Several members of Sudan’s transitional government have been arrested in their homes amid reports of a military coup.
The officials told the AP the detained included Industry Minister Ibrahim al-Sheikh, Information Minister Hamza Baloul, Mohammed al-Fiky Suliman, member of the ruling Sovereign Council, and Faisal Mohammed Saleh, a media adviser to the Prime Minister.
Ayman Khalid, governor of the state containing the capital, Khartoum, was also arrested, according to his office’s official Facebook page.
Dubai-based broadcaster Al Arabiya reported the airport in Khartoum had been shut and international flights cancelled.
A Reuters witness reported heavily armed Sudanese army and paramilitary forces were deployed across the capital Khartoum, restricting civilians’ movements, as protesters carrying the national flag burnt tires in different areas of the city.

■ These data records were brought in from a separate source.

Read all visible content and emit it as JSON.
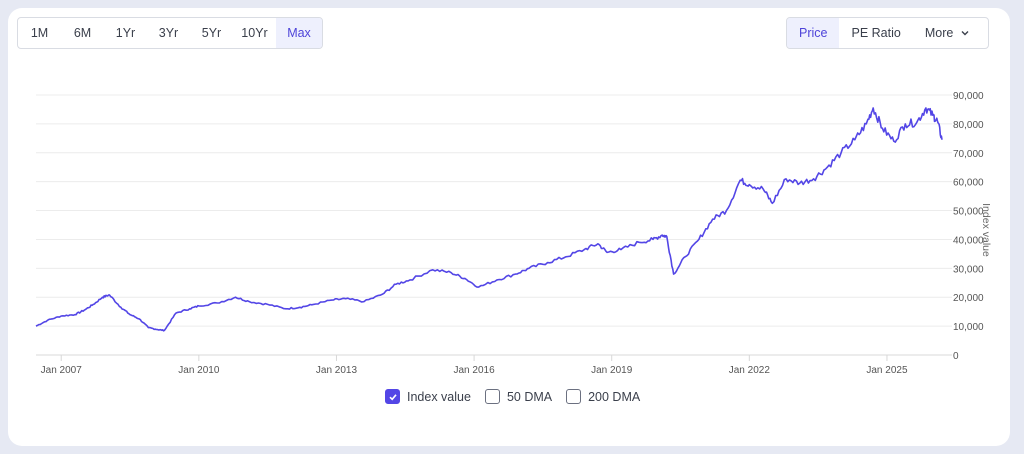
{
  "range_selector": {
    "options": [
      "1M",
      "6M",
      "1Yr",
      "3Yr",
      "5Yr",
      "10Yr",
      "Max"
    ],
    "selected": "Max"
  },
  "metric_selector": {
    "options": [
      "Price",
      "PE Ratio"
    ],
    "more_label": "More",
    "selected": "Price"
  },
  "legend": {
    "items": [
      {
        "label": "Index value",
        "checked": true
      },
      {
        "label": "50 DMA",
        "checked": false
      },
      {
        "label": "200 DMA",
        "checked": false
      }
    ]
  },
  "colors": {
    "line": "#5346e6",
    "accent": "#4e44d9",
    "active_bg": "#eef0fd",
    "grid": "#ececec",
    "page_bg": "#e6e9f3"
  },
  "chart_data": {
    "type": "line",
    "title": "",
    "xlabel": "",
    "ylabel": "Index value",
    "ylim": [
      0,
      90000
    ],
    "yticks": [
      0,
      10000,
      20000,
      30000,
      40000,
      50000,
      60000,
      70000,
      80000,
      90000
    ],
    "ytick_labels": [
      "0",
      "10,000",
      "20,000",
      "30,000",
      "40,000",
      "50,000",
      "60,000",
      "70,000",
      "80,000",
      "90,000"
    ],
    "xticks": [
      2007.0,
      2010.0,
      2013.0,
      2016.0,
      2019.0,
      2022.0,
      2025.0
    ],
    "xtick_labels": [
      "Jan 2007",
      "Jan 2010",
      "Jan 2013",
      "Jan 2016",
      "Jan 2019",
      "Jan 2022",
      "Jan 2025"
    ],
    "xlim": [
      2006.45,
      2026.2
    ],
    "grid": true,
    "legend_position": "bottom",
    "series": [
      {
        "name": "Index value",
        "x": [
          2006.45,
          2006.7,
          2007.0,
          2007.3,
          2007.5,
          2007.7,
          2007.9,
          2008.05,
          2008.3,
          2008.5,
          2008.7,
          2008.9,
          2009.1,
          2009.25,
          2009.5,
          2009.8,
          2010.0,
          2010.4,
          2010.8,
          2011.1,
          2011.5,
          2011.9,
          2012.2,
          2012.5,
          2012.9,
          2013.2,
          2013.6,
          2014.0,
          2014.3,
          2014.6,
          2015.1,
          2015.5,
          2015.8,
          2016.1,
          2016.5,
          2016.9,
          2017.2,
          2017.6,
          2018.0,
          2018.4,
          2018.7,
          2018.9,
          2019.2,
          2019.6,
          2019.9,
          2020.1,
          2020.2,
          2020.35,
          2020.6,
          2020.9,
          2021.2,
          2021.5,
          2021.8,
          2022.0,
          2022.3,
          2022.5,
          2022.8,
          2023.1,
          2023.4,
          2023.7,
          2024.0,
          2024.3,
          2024.55,
          2024.7,
          2024.9,
          2025.15,
          2025.4,
          2025.65,
          2025.85,
          2026.0,
          2026.1,
          2026.2
        ],
        "values": [
          10000,
          12000,
          13500,
          14000,
          15500,
          17500,
          20000,
          20800,
          16500,
          14000,
          12500,
          9500,
          8800,
          8500,
          14500,
          16000,
          17000,
          18000,
          20000,
          18500,
          17500,
          16000,
          16500,
          17500,
          19000,
          19500,
          18500,
          21000,
          24500,
          26000,
          29500,
          28500,
          26500,
          23500,
          26000,
          28000,
          30000,
          32000,
          34000,
          36500,
          38500,
          35500,
          36500,
          39000,
          40000,
          41500,
          41000,
          28000,
          34000,
          40000,
          47000,
          50000,
          60500,
          59000,
          57500,
          52500,
          61000,
          59500,
          61000,
          65000,
          70000,
          74500,
          80000,
          85500,
          78500,
          74000,
          80000,
          80500,
          85500,
          83000,
          81000,
          74500
        ]
      }
    ]
  }
}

NetBlocks, a group which tracks disruptions across the internet, said it had seen a “significant disruption” to both fixed-line and mobile internet connections across the country.
“Metrics corroborate user reports network disruptions appearing consistent with an internet shutdown,” the advocacy group said. “The disruption is likely to limit the free flow of information online and news coverage of incidents on the ground.”
The arrests come after US Special Envoy for the Horn of Africa Jeffrey Feltman met with military and civilian leaders in Khartoum on the weekend to find a compromise to the dispute.
The souring ties between the military and civilians in the ruling government threaten Sudan’s fragile transition to democracy since the military’s ouster of Bashir and his Islamist government in April 2019 after nearly three decades of autocratic rule.
Pro-military protesters briefly blocked major roads and bridges in Khartoum on Sunday, amid growing tensions between the generals and the pro-democracy movement that fuelled the uprising that lead to the toppling of former president Omar al-Bashir.
The current crisis surfaced with a coup attempt last month. Officials blamed Bashir loyalists for the move. But the generals lashed out at the civilian elements of the government, accusing politicians of seeking government posts rather than helping ease people’s economic suffering.
General Abdel-Fattah Burhan, the head of the ruling Sovereign Council, said last week that dissolving the Hamdok government could resolve the ongoing political crisis. That suggestion was rejected by hundreds of thousands of pro-democracy protesters who took to the streets of Khartoum and elsewhere in the country on Thursday.
Several cabinet ministers took part in big protests in several parts of the Khartoum and other cities last week against the prospect of military rule.
Burhan has previously asserted his commitment to the transition.